Cette procédure combine l'IRM et l'échographie en temps réel, ce qui permet aux médecins de visualiser les zones suspectes de la prostate pendant la biopsie, plutôt que de se fier uniquement aux prélèvements tissulaires effectués à des endroits standard. Elle est réalisée à travers la peau, entre le scrotum et l'anus, et non par voie rectale, ce qui réduit également le risque d'infection.

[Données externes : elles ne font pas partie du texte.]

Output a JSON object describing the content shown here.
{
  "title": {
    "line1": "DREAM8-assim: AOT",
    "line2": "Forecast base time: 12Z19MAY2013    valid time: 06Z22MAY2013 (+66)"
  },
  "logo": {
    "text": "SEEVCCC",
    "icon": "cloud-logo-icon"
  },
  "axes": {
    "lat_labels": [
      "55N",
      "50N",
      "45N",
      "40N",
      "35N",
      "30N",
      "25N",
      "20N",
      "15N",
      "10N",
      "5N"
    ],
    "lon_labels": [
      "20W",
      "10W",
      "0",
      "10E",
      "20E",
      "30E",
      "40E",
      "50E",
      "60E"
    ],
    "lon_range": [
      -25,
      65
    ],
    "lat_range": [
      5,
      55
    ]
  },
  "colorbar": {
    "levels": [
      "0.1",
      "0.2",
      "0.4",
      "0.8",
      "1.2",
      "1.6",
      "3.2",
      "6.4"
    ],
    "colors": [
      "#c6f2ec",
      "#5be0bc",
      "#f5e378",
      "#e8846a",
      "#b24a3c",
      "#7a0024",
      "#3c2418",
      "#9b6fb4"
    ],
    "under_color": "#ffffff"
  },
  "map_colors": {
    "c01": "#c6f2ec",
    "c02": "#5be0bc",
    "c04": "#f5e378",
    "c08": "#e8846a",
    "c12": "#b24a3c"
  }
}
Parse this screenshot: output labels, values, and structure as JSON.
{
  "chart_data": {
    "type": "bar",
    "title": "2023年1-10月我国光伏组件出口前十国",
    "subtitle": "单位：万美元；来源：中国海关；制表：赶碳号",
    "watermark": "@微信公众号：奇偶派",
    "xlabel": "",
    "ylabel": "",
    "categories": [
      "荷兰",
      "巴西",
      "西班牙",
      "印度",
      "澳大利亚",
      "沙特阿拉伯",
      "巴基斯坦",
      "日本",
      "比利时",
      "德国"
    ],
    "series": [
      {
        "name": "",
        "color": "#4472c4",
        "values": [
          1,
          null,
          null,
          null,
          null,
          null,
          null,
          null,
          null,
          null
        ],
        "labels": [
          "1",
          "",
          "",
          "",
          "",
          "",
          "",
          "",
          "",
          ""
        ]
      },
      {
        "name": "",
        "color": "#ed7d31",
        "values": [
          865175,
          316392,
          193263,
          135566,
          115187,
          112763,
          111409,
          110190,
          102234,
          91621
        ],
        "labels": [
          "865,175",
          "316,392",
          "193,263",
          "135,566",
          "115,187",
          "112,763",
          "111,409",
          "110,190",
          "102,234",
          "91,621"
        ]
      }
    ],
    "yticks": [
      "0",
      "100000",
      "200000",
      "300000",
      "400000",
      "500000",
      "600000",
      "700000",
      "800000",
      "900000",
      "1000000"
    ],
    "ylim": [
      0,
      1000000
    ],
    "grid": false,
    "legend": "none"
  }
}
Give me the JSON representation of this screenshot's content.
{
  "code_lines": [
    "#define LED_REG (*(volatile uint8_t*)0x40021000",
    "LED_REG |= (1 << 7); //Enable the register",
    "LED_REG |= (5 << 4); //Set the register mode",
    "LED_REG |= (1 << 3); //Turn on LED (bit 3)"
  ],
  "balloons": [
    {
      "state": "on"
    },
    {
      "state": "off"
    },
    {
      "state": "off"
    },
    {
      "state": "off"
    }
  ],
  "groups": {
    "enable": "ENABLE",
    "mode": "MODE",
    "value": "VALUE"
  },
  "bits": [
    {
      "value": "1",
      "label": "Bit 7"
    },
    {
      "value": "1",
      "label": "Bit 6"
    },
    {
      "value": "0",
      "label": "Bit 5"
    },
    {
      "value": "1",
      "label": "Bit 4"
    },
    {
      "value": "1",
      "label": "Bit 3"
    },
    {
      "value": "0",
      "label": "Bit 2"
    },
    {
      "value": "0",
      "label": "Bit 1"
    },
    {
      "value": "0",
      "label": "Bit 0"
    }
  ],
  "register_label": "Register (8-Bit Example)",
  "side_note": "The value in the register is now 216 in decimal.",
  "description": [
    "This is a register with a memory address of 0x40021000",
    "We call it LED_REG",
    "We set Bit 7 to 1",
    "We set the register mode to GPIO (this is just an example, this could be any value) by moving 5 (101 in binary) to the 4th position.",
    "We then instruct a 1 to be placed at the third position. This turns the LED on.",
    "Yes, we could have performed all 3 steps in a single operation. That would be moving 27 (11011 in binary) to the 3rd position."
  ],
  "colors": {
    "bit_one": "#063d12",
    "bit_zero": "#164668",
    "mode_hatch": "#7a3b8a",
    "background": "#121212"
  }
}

Le service d’urologie de l’établissement de santé a mis en place la biopsie transpérinéale de la prostate par fusion, une procédure déjà utilisée dans plusieurs centres spécialisés au Portugal et ailleurs en Europe. Son arrivée dans la région de Tâmega e Sousa signifie que les patients locaux n’auront plus besoin de se rendre dans un autre hôpital pour bénéficier de cet examen.
Une technique innovante
Cette technique combine les images issues d’une IRM réalisée au préalable avec des images échographiques prises en temps réel pendant la biopsie. En superposant ces deux séries d’images, les médecins peuvent visualiser plus clairement les zones suspectes de la prostate et diriger l’aiguille directement vers celles-ci.
Cette approche diffère de la biopsie conventionnelle, où des échantillons de tissu peuvent être prélevés dans plusieurs zones de la prostate sans bénéficier du même niveau de guidage visuel. Bien que l’examen traditionnel reste utile, de petites tumeurs ou lésions situées dans des zones plus difficiles d’accès peuvent parfois passer inaperçues.
Grâce à la biopsie par fusion, les médecins peuvent se concentrer sur les zones qui semblent les plus préoccupantes sur l’IRM. Cela permet d’identifier de manière plus fiable les cancers cliniquement significatifs et peut réduire le risque que les patients doivent subir une nouvelle intervention lorsque la biopsie initiale ne fournit pas de résultat clair.
Différence importante
Une autre différence importante réside dans la voie d’accès à la prostate. La nouvelle procédure est réalisée par le périnée, la zone de peau située entre le scrotum et l’anus, plutôt que par le rectum. Comme l’aiguille ne traverse pas l’intestin, le risque d’infection est considérablement réduit.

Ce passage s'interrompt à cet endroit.